In the second scenario, your Disposable Income is negative. While you may be able to pay your living expenses including your priority and recurring bills you have insufficient money left over to make even the minimum contractual payments on your loans, credit cards, store cards and overdrafts. As a result, month after month, the balances on these debts increase as penalties and late payment charges increase the debts even more. Hence, such a difference is misery.

How do you change such a difference from misery to joy? By earning more or spending less.

Yes, we all wish there was such a magic wand. In truth however there are solutions provided you are willing to address the issue. It’s a bit like giving up smoking. You have to have the will to tackle the problem. Increasing income may be difficult but sometimes there are opportunities which we overlook. For example, can we take in a paying lodger? Can we change our work shift from say days to nights or weekends? Can we take on a second perhaps part-time job?
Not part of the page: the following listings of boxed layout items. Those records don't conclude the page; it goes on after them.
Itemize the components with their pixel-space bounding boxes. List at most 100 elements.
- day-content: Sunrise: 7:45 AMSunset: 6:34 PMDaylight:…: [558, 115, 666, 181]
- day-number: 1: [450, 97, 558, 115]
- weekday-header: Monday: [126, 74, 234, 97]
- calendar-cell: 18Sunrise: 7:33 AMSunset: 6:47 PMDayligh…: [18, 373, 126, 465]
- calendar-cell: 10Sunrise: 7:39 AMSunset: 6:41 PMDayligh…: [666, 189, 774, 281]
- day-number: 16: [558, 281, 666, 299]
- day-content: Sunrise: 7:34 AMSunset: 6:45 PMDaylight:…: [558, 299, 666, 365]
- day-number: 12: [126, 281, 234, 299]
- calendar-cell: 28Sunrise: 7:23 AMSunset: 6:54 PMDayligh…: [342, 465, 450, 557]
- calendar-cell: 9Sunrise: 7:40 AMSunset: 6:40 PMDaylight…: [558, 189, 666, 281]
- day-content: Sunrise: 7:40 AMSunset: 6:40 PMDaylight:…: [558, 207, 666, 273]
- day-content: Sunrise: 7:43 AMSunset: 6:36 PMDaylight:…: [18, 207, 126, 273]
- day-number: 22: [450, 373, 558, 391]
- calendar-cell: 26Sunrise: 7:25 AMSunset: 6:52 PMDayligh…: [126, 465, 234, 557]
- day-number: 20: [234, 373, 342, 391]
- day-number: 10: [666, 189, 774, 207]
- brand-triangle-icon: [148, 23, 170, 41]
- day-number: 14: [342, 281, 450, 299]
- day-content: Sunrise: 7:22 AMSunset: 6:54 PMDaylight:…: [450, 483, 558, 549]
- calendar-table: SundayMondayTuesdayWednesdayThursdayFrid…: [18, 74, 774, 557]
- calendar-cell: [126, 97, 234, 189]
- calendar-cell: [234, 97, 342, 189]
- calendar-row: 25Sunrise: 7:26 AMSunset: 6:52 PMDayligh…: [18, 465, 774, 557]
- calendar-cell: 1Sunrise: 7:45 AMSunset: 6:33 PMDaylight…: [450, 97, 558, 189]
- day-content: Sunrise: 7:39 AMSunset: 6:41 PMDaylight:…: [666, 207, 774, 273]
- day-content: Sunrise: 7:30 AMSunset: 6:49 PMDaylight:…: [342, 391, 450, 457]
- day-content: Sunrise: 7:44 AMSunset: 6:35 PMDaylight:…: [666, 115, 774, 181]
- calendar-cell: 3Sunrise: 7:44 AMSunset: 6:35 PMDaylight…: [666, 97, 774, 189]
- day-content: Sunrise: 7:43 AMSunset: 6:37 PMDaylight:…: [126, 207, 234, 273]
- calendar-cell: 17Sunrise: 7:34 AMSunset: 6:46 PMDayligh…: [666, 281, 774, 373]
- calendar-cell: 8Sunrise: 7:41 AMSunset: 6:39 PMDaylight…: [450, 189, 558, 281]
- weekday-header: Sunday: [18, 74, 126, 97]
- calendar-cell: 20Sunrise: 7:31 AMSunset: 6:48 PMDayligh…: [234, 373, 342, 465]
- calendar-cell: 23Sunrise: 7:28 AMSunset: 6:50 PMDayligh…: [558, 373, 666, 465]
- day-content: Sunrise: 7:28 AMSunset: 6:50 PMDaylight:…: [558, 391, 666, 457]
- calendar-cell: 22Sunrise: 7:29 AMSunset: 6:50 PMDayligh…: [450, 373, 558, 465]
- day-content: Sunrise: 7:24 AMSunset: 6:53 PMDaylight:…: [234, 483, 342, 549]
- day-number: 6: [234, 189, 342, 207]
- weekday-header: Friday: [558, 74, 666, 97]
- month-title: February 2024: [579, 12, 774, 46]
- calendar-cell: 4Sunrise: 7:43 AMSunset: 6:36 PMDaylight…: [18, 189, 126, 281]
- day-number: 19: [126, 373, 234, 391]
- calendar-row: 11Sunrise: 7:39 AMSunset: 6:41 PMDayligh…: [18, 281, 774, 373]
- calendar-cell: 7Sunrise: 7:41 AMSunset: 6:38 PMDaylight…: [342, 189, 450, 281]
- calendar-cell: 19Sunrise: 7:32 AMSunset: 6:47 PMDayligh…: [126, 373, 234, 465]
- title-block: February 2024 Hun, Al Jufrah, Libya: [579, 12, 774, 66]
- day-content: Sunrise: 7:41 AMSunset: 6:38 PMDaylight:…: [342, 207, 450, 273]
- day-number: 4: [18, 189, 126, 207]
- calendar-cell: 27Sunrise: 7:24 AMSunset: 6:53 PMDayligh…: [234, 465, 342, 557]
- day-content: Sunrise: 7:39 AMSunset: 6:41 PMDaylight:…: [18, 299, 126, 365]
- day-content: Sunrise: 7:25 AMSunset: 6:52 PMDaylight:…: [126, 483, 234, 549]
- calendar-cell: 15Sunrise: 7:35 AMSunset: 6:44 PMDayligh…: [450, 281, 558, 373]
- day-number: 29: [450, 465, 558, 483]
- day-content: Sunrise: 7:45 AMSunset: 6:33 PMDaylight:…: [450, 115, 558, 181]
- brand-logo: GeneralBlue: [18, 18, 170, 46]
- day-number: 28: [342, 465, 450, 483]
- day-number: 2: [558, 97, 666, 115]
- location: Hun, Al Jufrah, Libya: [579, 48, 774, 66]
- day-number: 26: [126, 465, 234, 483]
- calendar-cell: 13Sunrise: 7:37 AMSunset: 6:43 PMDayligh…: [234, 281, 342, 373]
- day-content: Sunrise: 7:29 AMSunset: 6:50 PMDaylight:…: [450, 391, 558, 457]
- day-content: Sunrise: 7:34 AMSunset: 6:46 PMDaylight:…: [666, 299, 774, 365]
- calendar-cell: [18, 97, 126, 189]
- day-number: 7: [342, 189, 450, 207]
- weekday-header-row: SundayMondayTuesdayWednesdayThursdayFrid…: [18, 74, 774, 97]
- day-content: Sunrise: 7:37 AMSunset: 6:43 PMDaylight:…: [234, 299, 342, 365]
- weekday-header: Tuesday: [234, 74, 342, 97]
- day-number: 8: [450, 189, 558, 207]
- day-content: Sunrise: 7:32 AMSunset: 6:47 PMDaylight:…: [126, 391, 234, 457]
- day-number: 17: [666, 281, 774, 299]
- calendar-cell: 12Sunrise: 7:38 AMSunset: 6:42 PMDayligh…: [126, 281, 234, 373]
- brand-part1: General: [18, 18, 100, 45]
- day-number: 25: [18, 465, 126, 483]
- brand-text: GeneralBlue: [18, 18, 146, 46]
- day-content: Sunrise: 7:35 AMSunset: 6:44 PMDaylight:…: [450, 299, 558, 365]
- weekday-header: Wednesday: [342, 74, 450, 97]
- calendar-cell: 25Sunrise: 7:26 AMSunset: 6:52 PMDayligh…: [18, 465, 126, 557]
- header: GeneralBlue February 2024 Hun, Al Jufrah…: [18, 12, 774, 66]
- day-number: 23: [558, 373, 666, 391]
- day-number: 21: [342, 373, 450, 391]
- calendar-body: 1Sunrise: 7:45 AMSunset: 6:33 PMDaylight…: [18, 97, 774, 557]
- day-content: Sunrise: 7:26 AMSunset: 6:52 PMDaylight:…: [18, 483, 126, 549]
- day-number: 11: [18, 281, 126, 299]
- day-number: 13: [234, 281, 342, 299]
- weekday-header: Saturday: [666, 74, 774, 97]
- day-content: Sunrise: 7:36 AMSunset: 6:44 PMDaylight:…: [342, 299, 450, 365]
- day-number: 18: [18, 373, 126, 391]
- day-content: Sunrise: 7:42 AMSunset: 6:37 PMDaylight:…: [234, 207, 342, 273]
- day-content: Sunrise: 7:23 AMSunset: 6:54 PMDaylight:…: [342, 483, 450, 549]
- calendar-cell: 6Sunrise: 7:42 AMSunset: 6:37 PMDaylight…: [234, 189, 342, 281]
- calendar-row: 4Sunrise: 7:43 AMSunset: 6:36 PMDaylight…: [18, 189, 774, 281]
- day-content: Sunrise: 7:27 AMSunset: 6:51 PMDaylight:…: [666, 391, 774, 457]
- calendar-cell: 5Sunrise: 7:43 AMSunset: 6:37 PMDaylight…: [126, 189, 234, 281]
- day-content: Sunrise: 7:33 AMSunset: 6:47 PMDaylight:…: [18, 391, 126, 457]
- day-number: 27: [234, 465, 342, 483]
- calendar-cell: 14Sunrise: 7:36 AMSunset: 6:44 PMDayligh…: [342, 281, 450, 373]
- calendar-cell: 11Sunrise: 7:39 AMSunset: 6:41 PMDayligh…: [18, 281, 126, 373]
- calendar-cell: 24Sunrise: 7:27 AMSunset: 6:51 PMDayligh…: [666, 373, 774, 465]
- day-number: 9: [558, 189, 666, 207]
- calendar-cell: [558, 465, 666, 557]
What about the spending side of things? Do we need a car? Could we make do with public transport? Can we cut back on socialising, entertaining, smoking, retail therapy or holidays?

Only one way to find out – make a list! Or, rather, make a number of lists. The first list will go on a blank page entitled ‘INCOME’. On this page, we will jot down all sources of income. If married or co-habiting the income items will include the income of our spouse or partner. Let’s call this page ‘HOUSEHOLD INCOME’.   Let’s not forget housing benefits, child benefits, child maintenance payments coming in, pensions, interest from investments, from dividends and from tips.

The second list will be entitled ‘SPENDING’ or ‘EXPENDITURE’. The items on this page will start with the essentials for living: shelter, food & drink, clothing, water, heat & light, transport. These are expenses we simply must pay to be able to live. So the first item should be the biggest, the mortgage or rent. Housekeeping covers a multitude but food and drink are essential for life, let alone living! And so we go on, listing every item on which we spend money regularly (every day, week and month) or intermittently (e.g. once a year, such as TV licence, car insurance or road tax). We need to itemize the list in as detailed a way as possible, ensuring we put the amount of expenditure against each item.

Next, we add up the totals for ‘HOUSEHOLD INCOME’ and ‘EXPENDITURE’. Now let’s compare our totals and calculate the difference or Disposable Income. Let’s hope that there is sufficient Disposable Income to make the contractual payments on all loans, credit cards, store cards and overdrafts. If the answer is yes, then we have joy! If the answer is no, we have misery, at least for the time being. What can we do about it? Well, if we cannot increase income we must try to reduce expenditure. Let’s look at each item and see where we can cut back. If we are still in negative territory after making all the cutbacks that we can then we must find a new solution. We may be insolvent. It may be time to seek third party advice to identify solutions.

Solutions may include negotiations with creditors or entering a debt management plan, or obtaining a debt relief order, or entering into an individual voluntary arrangement or even petitioning for bankruptcy. There may be other possible solutions such as selling an asset such as a house or obtaining financial assistance from a relative or family friend. All these options can be explored with help from organisations such as CAB or Stepchange or from one of the many excellent fee-charging commercial insolvency advice firms out there. The important thing is to do something because misery will not go away on its own.